Nach dem Abendessen unternahm Hakim zu ersten Mal in seinem Leben einen Verdauungsspaziergang. Jedenfalls war das sein Alibi. Seine Eltern schienen keinen Verdacht zu schöpfen. Seine Geschwister stritten schon über das Fernsehprogramm. So konnte er sich unbemerkt aus dem Staub machen.

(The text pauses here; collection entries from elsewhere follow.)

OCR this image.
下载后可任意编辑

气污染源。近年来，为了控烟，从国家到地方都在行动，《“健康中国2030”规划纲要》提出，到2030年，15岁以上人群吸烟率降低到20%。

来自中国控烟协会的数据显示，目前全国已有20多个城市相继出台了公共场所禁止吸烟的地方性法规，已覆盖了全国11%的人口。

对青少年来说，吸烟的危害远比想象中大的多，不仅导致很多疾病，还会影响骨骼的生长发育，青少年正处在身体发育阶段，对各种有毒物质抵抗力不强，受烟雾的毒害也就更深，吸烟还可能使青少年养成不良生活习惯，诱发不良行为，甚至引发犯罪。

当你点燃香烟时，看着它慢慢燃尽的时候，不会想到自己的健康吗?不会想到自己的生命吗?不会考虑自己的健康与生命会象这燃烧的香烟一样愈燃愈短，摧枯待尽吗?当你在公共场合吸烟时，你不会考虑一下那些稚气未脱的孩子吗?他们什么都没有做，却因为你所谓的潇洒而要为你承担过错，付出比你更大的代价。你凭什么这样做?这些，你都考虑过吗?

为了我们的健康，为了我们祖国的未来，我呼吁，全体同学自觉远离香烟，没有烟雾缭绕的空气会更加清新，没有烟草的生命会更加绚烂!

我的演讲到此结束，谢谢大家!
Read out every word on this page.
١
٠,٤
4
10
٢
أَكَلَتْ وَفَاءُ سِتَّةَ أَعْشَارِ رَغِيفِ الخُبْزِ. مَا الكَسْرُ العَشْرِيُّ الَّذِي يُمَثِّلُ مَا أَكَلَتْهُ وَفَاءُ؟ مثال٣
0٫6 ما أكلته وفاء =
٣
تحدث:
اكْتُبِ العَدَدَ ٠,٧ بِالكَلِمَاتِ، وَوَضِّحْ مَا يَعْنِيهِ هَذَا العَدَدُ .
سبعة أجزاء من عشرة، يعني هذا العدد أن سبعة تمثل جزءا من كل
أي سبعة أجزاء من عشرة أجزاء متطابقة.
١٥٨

Er nahm nicht den direkten Weg. Das wäre zu auffällig gewesen. Auch wenn ihn vermutlich niemand beobachtete. Doch er ging lieber auf Nummer sicher und schlenderte durch die Straßen, bis er wie zufällig an ihrem Haus vorbeikam. Und ebenso zufällig war das genau der Moment, in dem sie den Müll rausbrachte.

Die Abfalleimer standen am hinteren Ende des Grundstücks, unter einem Olivenbaum. Hakim nahm einen anderen Weg dorthin. Weil der ein bisschen weiter war, sprintete er los, sodass er noch vor ihr dort war und den Deckel der Tonne für sie aufhalten konnte.

»Danke«, sagte sie und lächelte schüchtern.

»Bitte«, erwiderte er und sein Herz schlug dabei schneller als bei seinem Spurt.

Dann standen sie noch ein bisschen nebeneinander unter dem Olivenbaum, bis Habiba schließlich erklärte, sie müsse jetzt wieder reingehen.

»Okay«, meinte Hakim und schaute ihr hinterher, bis sie um die Ecke verschwand.

Ohne sich ausdrücklich dafür verabredet zu haben, wiederholten sie diese Begegnung am nächsten Abend. Und am übernächsten. Und an jedem weiteren Abend dieses unvergesslichen Sommers.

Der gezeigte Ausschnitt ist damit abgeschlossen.